O durdurdu ama kampanyanın sürdüğü 60'lı, 70'li ve 80'li
yıllarda nüfus artış hızımız hiç de yabana atılır cinsten değildi.
Yani siyasilerin yürüttüğü kampanyaların gündelik hayatın
arkasında karmaşık dinamikler olan bu gerçeklerini etkilemesi çok ama çok zor.
Kadınlar sokağa çıkıyor, iş arıyor
Üçüncü ve son örneğimi Başbakan Yardımcısı Ali Babacan'ın
medyamızda yeterince ilgi görmeyen bir açıklamasından aldım.
Türkiye'de önemli meselelerimizden biri cinsiyet
eşitsizliği. Kadınla erkek arasındaki bu eşitsizliğin dışa vurduğu önemli
alanlardan biri de istihdam. Maalesef ülkemizde kadınların istihdama katılımoranı sadece yüzde 28.
Başka bir ifadeyle, 10 kadından sadece 3'ü iş arıyor veya çalışıyor;
7'si iş aramaya kalkışmıyor bile, o evde ücretsiz işçi.
Biliyorsunuz geçenlerde bir ultra-muhafazakar çıktı, 'Kadının çalışması iyi değildir' dedi,
çalışan kadının aileyi tehdit ettiğini, çünkü kolayca boşandığını söyledi vs.
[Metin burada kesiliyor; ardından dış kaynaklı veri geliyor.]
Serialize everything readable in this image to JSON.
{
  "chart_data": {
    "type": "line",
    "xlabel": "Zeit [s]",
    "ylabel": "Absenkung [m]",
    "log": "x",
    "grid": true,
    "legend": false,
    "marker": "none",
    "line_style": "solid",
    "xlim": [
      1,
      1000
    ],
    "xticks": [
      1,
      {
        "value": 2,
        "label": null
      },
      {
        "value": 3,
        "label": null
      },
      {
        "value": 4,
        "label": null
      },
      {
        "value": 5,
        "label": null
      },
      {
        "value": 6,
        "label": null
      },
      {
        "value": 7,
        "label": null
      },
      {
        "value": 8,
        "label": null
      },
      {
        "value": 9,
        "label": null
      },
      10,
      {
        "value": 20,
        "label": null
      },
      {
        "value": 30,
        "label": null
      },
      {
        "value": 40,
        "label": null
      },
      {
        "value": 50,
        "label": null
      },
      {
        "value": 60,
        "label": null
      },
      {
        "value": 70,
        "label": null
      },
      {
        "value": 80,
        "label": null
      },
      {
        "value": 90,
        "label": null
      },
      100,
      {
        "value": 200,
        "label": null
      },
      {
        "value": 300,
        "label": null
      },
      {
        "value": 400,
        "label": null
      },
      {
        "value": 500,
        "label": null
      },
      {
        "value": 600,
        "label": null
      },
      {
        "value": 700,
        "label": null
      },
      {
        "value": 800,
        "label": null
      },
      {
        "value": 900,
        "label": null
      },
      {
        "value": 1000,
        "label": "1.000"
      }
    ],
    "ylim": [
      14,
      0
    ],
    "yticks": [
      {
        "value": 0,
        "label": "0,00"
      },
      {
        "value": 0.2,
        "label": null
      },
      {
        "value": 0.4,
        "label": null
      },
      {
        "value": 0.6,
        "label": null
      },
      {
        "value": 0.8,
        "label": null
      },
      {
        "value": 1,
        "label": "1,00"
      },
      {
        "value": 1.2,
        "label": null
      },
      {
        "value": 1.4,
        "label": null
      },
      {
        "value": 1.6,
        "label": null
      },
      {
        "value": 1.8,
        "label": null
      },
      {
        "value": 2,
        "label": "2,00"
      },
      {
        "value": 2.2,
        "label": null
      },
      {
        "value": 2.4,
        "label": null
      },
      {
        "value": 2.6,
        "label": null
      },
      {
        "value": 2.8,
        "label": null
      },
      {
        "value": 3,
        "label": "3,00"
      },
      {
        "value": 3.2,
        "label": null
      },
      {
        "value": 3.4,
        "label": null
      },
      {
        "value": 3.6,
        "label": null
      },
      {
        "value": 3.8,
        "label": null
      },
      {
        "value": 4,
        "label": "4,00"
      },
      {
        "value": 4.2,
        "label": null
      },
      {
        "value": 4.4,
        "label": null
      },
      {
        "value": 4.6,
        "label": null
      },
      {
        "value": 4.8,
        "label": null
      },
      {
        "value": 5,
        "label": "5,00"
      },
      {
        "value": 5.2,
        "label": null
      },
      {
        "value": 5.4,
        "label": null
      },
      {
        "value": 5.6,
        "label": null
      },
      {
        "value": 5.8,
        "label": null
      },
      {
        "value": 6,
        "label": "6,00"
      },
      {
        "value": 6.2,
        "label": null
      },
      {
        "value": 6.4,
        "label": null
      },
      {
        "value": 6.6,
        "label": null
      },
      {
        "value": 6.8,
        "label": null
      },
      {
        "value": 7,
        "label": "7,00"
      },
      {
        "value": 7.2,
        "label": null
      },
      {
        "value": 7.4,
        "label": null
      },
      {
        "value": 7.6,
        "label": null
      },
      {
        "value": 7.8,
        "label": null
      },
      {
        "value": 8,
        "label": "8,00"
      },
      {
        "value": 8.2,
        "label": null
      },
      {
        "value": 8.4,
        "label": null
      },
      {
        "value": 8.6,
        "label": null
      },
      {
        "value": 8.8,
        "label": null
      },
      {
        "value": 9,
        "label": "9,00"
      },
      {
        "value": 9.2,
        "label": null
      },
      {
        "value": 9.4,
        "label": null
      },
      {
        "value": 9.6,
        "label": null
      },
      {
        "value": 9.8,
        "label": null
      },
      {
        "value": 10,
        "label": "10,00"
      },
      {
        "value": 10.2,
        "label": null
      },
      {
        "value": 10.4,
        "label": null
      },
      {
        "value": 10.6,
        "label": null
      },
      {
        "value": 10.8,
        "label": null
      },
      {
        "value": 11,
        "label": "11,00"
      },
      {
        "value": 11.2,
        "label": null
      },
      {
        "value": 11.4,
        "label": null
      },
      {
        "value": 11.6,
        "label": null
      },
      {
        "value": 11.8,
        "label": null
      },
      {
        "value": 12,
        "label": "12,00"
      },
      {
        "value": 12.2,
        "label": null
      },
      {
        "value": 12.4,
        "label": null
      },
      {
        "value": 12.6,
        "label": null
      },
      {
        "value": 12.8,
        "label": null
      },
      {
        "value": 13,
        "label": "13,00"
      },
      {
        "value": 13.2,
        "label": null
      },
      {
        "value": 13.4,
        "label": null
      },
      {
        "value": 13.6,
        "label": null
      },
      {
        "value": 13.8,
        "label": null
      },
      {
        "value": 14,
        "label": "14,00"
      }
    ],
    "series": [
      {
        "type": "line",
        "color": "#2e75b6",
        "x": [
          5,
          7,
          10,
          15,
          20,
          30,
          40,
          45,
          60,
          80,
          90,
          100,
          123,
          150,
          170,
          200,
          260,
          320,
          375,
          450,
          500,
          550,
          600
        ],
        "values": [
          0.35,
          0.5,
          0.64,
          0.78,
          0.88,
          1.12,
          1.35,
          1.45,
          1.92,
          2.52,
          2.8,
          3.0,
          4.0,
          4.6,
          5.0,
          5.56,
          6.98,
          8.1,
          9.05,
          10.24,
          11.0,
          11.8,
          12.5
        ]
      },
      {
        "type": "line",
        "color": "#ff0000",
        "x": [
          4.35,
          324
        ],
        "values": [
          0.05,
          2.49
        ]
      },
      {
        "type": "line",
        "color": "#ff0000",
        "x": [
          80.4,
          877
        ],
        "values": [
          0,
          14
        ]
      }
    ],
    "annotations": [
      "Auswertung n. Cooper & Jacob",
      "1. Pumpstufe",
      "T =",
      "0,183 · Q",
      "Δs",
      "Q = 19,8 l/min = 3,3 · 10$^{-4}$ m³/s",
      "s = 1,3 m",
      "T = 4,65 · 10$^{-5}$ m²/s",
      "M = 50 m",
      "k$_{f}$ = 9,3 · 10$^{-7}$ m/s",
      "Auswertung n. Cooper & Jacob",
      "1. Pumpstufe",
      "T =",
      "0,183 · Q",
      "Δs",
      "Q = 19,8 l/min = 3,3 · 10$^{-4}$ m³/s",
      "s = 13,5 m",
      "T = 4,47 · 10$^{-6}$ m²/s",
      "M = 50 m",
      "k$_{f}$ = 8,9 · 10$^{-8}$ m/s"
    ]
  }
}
Bu kişinin dile getirdiği görüşlerin toplumun erkek
muhafazakar kesiminde ciddi bir yansıması olduğunu ve çok kişi tarafından
paylaşıldığını tahmin etmek zor değil.
Bu görüşü dile getiren kişinin kendi kızı önemli bir
şirketimizin üst düzey önemli profesyonellerinden biri. Yani hayat ona kendi
evinde zaten cevap vermiş.
Ama bir de Ali Babacan'ın söyledikleri var. 25-34 yaş kuşağıkadınlarda, yani genç kadınlarda istihdama katılma oranı yüzde 46 olmuş. Yani
genelde yüzde 28 olan rakam gençlerde yüzde 46.
Siz siyaseten ne kadar evin içinde tutmaya çalışırsanız
çalışın, kendi muhafazakar görüşlerinizi topluma dayatmaya ne kadar
çalışırsanız çalışın bakın kadınlar sokağa çıkıyor, iş arıyor...
***
Başa döneyim: Evet siyaset elbette önemli ama sakın ola ki
hayatı siyasetten ibaret sanmayın, hayatın kendisi siyasetten çok daha büyük ve
güçlü bir motor.
Modernist Cumhuriyetin toplum mühendisliği işe yaramış
olsaydı, ülkeyi 1950'den beri Demokrat Parti çizgisi yönetmezdi. Bugünkü
iktidarın söylemindeki muhafazakar toplum mühendisliği eğilimi de işe
yaramayacak, hayat kendi bildiği yönde ilerleyecek.
Hiç enseyi karartmayın. İyi seneler.